Dolía mucho, era cierto. Pero estaba decidida a no interponerse entre Jack y Kimara. Si Jack sentía algo por la semiyan, si la necesitaba a su lado, Victoria estaba dispuesta a aceptarlo.
«Es una buena chica -se repitió a sí misma por enésima vez-. No es como Gerde. De verdad siente algo por Jack, es guapa, lista, valiente v...
»... y es mayor que yo -pensó-. Más... mujer.»
No sabía qué edad tenía Kimara, pero aparentaba cerca de veinte.
«Todo está bien -se dijo-. Es lo justo. Es lo justo.»
Sintió que se le humedecían los ojos, y los cerró, mordiéndose el labio inferior. Pasara lo que pasase, no debía llorar. A través de la lona de la tienda cualquiera podría oírla, y ese cualquiera podría ser Jack. Y Victoria tenía que ser invisible aquella noche. Porque Jack necesitaba olvidarse de ella.
Entonces alguien abrió la tienda con violencia y se quedó plantado un momento en la entrada. Victoria dio un respingo y se incorporó. La sombra recortada contra la luz de fuera era la de Jack.
-Jack! -exclamó ella, secándose los ojos con precipitación-. ¿Qué...?
El se dejó caer junto a ella, temblando.
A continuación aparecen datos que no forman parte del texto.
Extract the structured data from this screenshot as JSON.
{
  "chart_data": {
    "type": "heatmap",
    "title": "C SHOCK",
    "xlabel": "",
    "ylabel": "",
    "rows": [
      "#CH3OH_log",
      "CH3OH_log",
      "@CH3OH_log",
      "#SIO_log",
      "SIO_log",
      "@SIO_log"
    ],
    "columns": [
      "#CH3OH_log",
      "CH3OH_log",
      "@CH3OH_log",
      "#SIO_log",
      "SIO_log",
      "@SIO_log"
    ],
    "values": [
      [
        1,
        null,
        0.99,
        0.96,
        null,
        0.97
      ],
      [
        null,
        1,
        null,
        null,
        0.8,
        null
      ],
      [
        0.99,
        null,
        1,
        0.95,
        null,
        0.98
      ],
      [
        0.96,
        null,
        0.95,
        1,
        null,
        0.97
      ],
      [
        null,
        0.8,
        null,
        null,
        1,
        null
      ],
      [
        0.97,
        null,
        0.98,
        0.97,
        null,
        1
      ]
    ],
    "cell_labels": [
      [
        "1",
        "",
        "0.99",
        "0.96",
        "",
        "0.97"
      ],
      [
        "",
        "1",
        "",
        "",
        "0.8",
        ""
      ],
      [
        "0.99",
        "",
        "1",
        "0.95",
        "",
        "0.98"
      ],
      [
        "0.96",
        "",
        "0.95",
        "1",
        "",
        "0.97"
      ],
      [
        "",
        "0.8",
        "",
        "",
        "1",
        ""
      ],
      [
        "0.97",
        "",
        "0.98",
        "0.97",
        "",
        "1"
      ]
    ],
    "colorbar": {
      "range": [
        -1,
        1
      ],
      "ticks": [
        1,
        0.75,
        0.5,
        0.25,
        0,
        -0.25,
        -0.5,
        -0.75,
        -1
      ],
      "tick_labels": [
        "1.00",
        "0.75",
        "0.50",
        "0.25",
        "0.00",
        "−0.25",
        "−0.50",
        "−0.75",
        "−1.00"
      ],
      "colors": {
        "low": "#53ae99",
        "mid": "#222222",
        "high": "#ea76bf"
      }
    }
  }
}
La atrajo hacia sí y le cogió el rostro con las manos. La miró en la penumbra. Victoria rogó porque no notara que tenía los ojos húmedos. Pero él estaba demasiado alterado como para darse cuenta. Sus ojos relucían de manera extraña en la oscuridad, como alimentados por un poderoso fuego interior.
-Jack, ¿qué te pasa? -susurró ella, un poco asustada.
El muchacho no dijo nada, pero la besó de pronto, intensamente. Victoria se quedó sin aliento. Había algo en su actitud que le daba miedo.
Jack la abrazó con fuerza y enredó sus dedos en el cabello castaño de su amiga.
-No puedo, Victoria -le dijo al oído con voz ronca-. No la quiero a ella, ¿entiendes? Es a ti a quien quiero. Sólo a ti.
Victoria jadeó, emocionada, sintiendo cómo el amor que sentía por él estallaba en su interior inundando todo su ser. Quiso pronunciar su nombre, pero no le salieron las palabras.
Jack la besó de nuevo, con urgencia, con pasión. Victoria cerró los ojos y se dejó llevar, comprendiendo que aquella noche y en aquel momento sería capaz de rendirse a él. Porque daba la sensación de (tic era eso lo que él quería. De modo que dejó que la besara, que bebiera de ella; se estremeció cuando el chico la tumbó sobre las mantas y se echó sobre ella, pero no lo alejó de sí.
Sin embargo, Jack se limitó a apoyar la cabeza en su pecho y a rodearle la cintura con los brazos, temblando. Y se quedó así, en esa posición, como si hubiese encontrado un lugar para el reposo después de un día agotador.
-Te quiero -susurró.
Victoria respiró hondo y cerró los ojos, intentando controlar los sentimientos que amenazaban con desbordarse en su pecho. Fue entonces más consciente que nunca de que ella también lo quería con locura. Le acarició el pelo con cariño, y entonces se dio cuenta de que la piel de él estaba muy caliente. Mucho más caliente de lo habitual.
-Jack, estás ardiendo -dijo, preocupada-. ¿Estás bien?
El muchacho no respondió. Se había quedado dormido.
Victoria suspiró y lo abrazó, acercándolo más a ella. Le pareció notar que algo latía en el interior de Jack, algo caliente, pulsante, que amenazaba con estallar en cualquier momento.
«No es el mismo -pensó, inquieta-. Le está pasando algo raro.»
Cerró los ojos y se acurrucó junto a él. Su calor la agobiaba, pero no le importó.
-Pase lo que pase -le susurró-, ya no voy a abandonarte. No quiero separarme de ti nunca más, Jack. Nunca más.